- Education: Universidad de las Américas Puebla University of Minnesota
- Awards: American Physical Society Excellence in Physics Education Award, 2023 Fellow of the American Physical Society, 2023
- Scientific career
- Fields: Condensed matter physics
- Workplaces: University of St. Thomas
- Doctoral advisor: James R. Chelikowsky

= Marie Lopez del Puerto =

Mexican and American physicist

Marie Lopez del Puerto is a condensed matter physicist whose research concerns the computational study of the electronic, optical, and quantum properties of nanocrystals and nanostructures. As a physics educator, she has worked to integrate computational physics into the undergraduate physics curriculum. Educated in Mexico and the US, she works in the US as a professor of physics and chair of the physics department at the University of St. Thomas, a private Catholic university in Minnesota.

==Education and career==
Lopez del Puerto earned a licenciatura in Physics from the Universidad de las Américas Puebla in Mexico in 2002. She began her work in physics education that year, teaching physics at a local college for a term between the end of her undergraduate and the beginning of her graduate program. She went to the University of Minnesota for graduate study in physics, earning a master's degree in 2004 and completing her Ph.D. there in 2008, supervised by James R. Chelikowsky. Chelikowsky moved to the Oden Institute for Computational Engineering and Sciences at the University of Texas at Austin in 2005, and Lopez del Puerto continued to work with him there, but earned her degree through the University of Minnesota.

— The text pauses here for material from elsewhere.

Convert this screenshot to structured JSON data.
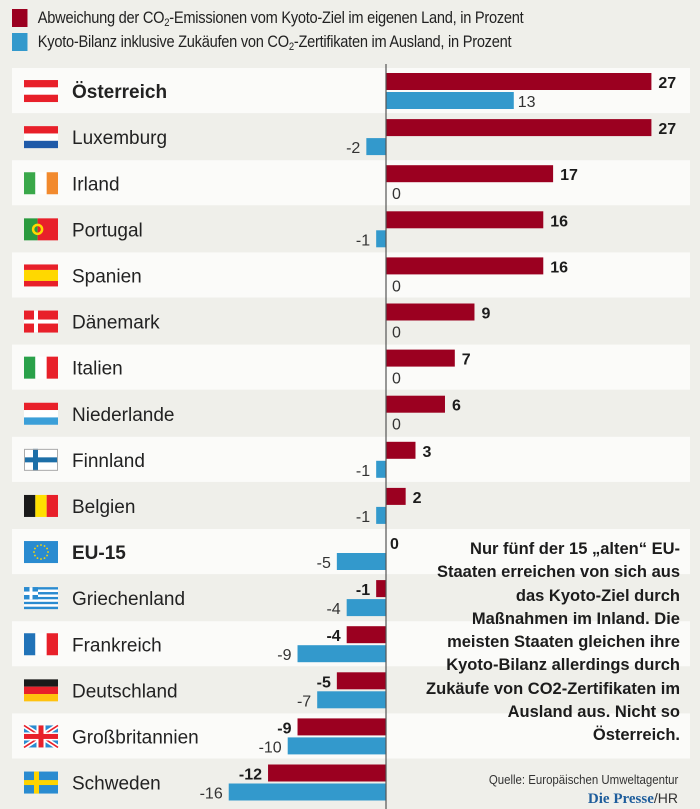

She became a faculty member at the University of St. Thomas in 2008.

==Recognition==
Lopez del Puerto was a 2023 recipient of the Excellence in Physics Education Award of the American Physical Society (APS), for her work with the Partnership for Integrating Computation into Undergraduate Physics, a multi-university physics education project which she joined in 2012. She was named a Fellow of the American Physical Society in 2023, after a nomination from the APS Forum on Education, "for impactful work on integrating computation into the physics curriculum, for leadership in the Partnership for Integrating Computation into Undergraduate Physics, and for service to the American Physical Society and the American Association of Physics Teachers".